Davidson’s interest in memorial tattoos started in 2009. While volunteering with the nonprofit Bereaved Families of Ontario, she met a woman with a tattoo memorializing the daughter they lost to suicide. Davidson set out to find more people with this type of ink, eventually starting her website The Tattoo Project dedicated to her findings, which later became a book. The work caused Davidson to reevaluate her opinions on tattoos, and she’s gotten several of her own since starting the project.
She identified five main reasons why people get memorial tattoos, from enduring physical bond with the deceased to facilitator of conversation. “We live in a culture where grief is still a taboo subject and…a difficult dialogue,” says Davidson. “Talking about one’s tattoo becomes a method to maintain a memory of someone in our external environment but also to introduce this person to new acquaintances by bringing knowledge of their existence into our new relationships.”
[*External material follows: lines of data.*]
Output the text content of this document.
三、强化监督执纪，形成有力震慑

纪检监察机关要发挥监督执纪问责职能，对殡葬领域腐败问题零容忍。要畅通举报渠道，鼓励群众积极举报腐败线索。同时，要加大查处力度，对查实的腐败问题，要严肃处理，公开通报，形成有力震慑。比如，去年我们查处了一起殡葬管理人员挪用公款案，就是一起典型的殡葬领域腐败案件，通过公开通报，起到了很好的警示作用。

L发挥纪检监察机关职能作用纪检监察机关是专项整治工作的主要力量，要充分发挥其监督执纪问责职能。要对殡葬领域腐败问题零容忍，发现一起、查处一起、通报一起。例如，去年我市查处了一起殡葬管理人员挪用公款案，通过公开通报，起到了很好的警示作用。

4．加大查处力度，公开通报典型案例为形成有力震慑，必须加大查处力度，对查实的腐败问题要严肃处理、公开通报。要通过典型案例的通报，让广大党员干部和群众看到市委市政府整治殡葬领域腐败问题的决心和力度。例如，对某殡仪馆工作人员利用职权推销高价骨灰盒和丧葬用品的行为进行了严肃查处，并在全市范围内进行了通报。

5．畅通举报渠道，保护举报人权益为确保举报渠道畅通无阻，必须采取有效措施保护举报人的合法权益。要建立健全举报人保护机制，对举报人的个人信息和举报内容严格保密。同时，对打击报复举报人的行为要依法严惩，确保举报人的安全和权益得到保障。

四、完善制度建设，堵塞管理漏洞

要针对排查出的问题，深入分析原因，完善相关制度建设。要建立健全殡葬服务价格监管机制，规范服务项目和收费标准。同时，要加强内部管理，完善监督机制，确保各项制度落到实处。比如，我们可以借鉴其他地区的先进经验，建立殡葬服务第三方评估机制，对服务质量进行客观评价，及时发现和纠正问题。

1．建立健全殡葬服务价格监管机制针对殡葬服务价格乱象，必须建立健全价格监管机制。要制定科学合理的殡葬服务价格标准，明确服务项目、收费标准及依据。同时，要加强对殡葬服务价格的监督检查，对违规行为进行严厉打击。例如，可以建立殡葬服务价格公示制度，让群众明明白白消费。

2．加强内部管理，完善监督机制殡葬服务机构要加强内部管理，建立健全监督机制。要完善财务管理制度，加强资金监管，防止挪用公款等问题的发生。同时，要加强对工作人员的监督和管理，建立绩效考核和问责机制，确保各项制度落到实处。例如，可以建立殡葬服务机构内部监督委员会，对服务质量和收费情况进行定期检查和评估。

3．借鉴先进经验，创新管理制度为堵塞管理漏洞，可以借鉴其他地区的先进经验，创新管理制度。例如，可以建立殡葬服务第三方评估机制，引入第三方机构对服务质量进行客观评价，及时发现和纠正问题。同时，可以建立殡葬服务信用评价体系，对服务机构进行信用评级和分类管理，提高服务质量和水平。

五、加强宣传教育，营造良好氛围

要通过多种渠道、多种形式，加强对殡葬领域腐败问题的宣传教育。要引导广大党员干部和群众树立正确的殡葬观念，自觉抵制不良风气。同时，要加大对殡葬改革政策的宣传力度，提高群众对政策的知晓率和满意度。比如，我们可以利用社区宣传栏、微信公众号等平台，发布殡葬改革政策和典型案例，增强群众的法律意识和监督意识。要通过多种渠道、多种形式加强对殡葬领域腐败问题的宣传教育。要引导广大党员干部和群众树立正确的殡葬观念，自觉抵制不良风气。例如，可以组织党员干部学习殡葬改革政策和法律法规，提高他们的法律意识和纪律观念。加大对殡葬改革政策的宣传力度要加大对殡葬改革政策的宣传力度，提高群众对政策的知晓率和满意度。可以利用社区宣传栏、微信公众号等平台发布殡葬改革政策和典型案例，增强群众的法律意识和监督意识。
Whether they lost someone to COVID or not, people getting tattooed now seem to have a desire to mark the dark stretch of time we’ve lived through in some way. We want to point to a box on the calendar or a design on our skin and say “That’s when it ended. That’s when it started to get better.”
Memento mori can also be translated from its original Latin as, “remember that you must die.” Objects that symbolize death, like skulls or dead flowers, can be memento mori. They remind us to wake up and live, because we’ve only got so many minutes, and in the case of a memorial tattoo, they can remind us what we’ve survived, and who we’re carrying on for.